De werkvoorraad moet zodanig zijn dat de productie normaal doorgang kan vinden. Het is echter niet de bedoeling dat meerdere niet-geopende eenheden onnodig dagenlang of zelfs wekenlang in een werkruimte verblijven. Dan is er sprake van ‘verkapte opslag’. Deze eenheden behoren te worden bewaard in een opslagruimte. Waar exact de grens tussen noodzakelijke werkvoorraad en opslag ligt, is moeilijk aan te geven. Het is aan het bedrijf om aannemelijk te maken dat de verpakte gevaarlijke stoffen en/of CMR-stoffen binnen een redelijke tijd daadwerkelijk zullen worden gebruikt in het productieproces. 

De werkvoorraad hoeft niet aan het eind van iedere dag te worden overgebracht naar een opslagruimte (en vice versa aan het begin van een werkdag): de risico’s van transport zijn groter dan van de stationaire werkvoorraad.
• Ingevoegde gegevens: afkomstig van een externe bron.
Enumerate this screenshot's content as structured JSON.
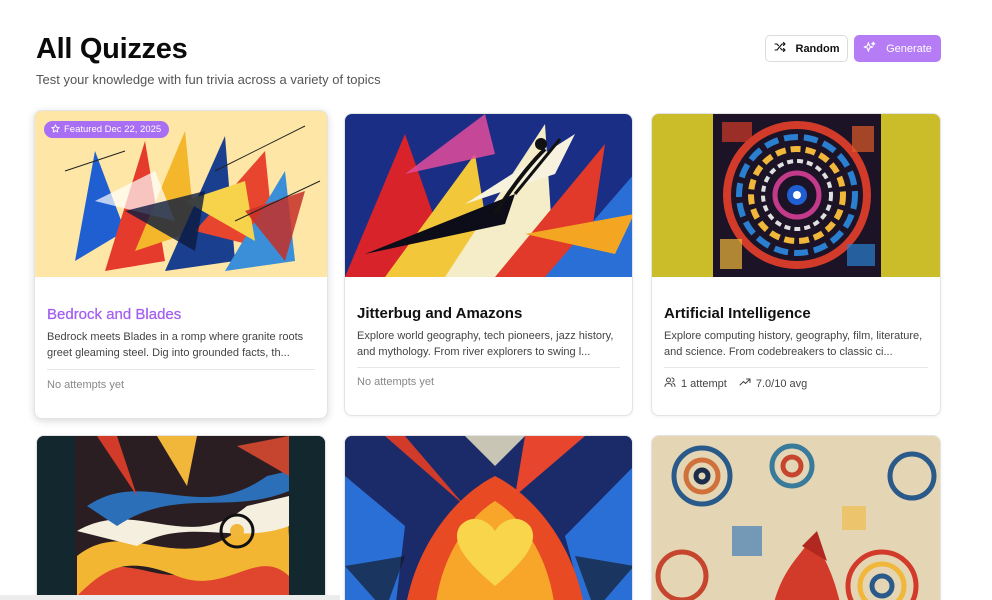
{
  "header": {
    "title": "All Quizzes",
    "subtitle": "Test your knowledge with fun trivia across a variety of topics"
  },
  "actions": {
    "random_label": "Random",
    "random_icon": "shuffle-icon",
    "generate_label": "Generate",
    "generate_icon": "sparkles-icon",
    "accent_color": "#b57cf5"
  },
  "quizzes": [
    {
      "title": "Bedrock and Blades",
      "description": "Bedrock meets Blades in a romp where granite roots greet gleaming steel. Dig into grounded facts, th...",
      "badge": "Featured Dec 22, 2025",
      "badge_icon": "star-icon",
      "meta": "No attempts yet"
    },
    {
      "title": "Jitterbug and Amazons",
      "description": "Explore world geography, tech pioneers, jazz history, and mythology. From river explorers to swing l...",
      "meta": "No attempts yet"
    },
    {
      "title": "Artificial Intelligence",
      "description": "Explore computing history, geography, film, literature, and science. From codebreakers to classic ci...",
      "attempts": "1 attempt",
      "attempts_icon": "users-icon",
      "average": "7.0/10 avg",
      "average_icon": "trending-up-icon"
    },
    {
      "art": "abstract storm painting"
    },
    {
      "art": "abstract flaming heart painting"
    },
    {
      "art": "abstract spiral gears painting"
    }
  ]
}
Bij batchgewijze productie en bij volcontinubedrijven moet per situatie worden beoordeeld wat vereist is voor een goede procesvoering.

Onder een verpakkingseenheid wordt bijvoorbeeld verstaan een blik, een doos of een vat, maar ook een pallet waarop deze stoffen staan opgeslagen.

Een laskar met gasflessen kan ook als werkvoorraad worden beschouwd.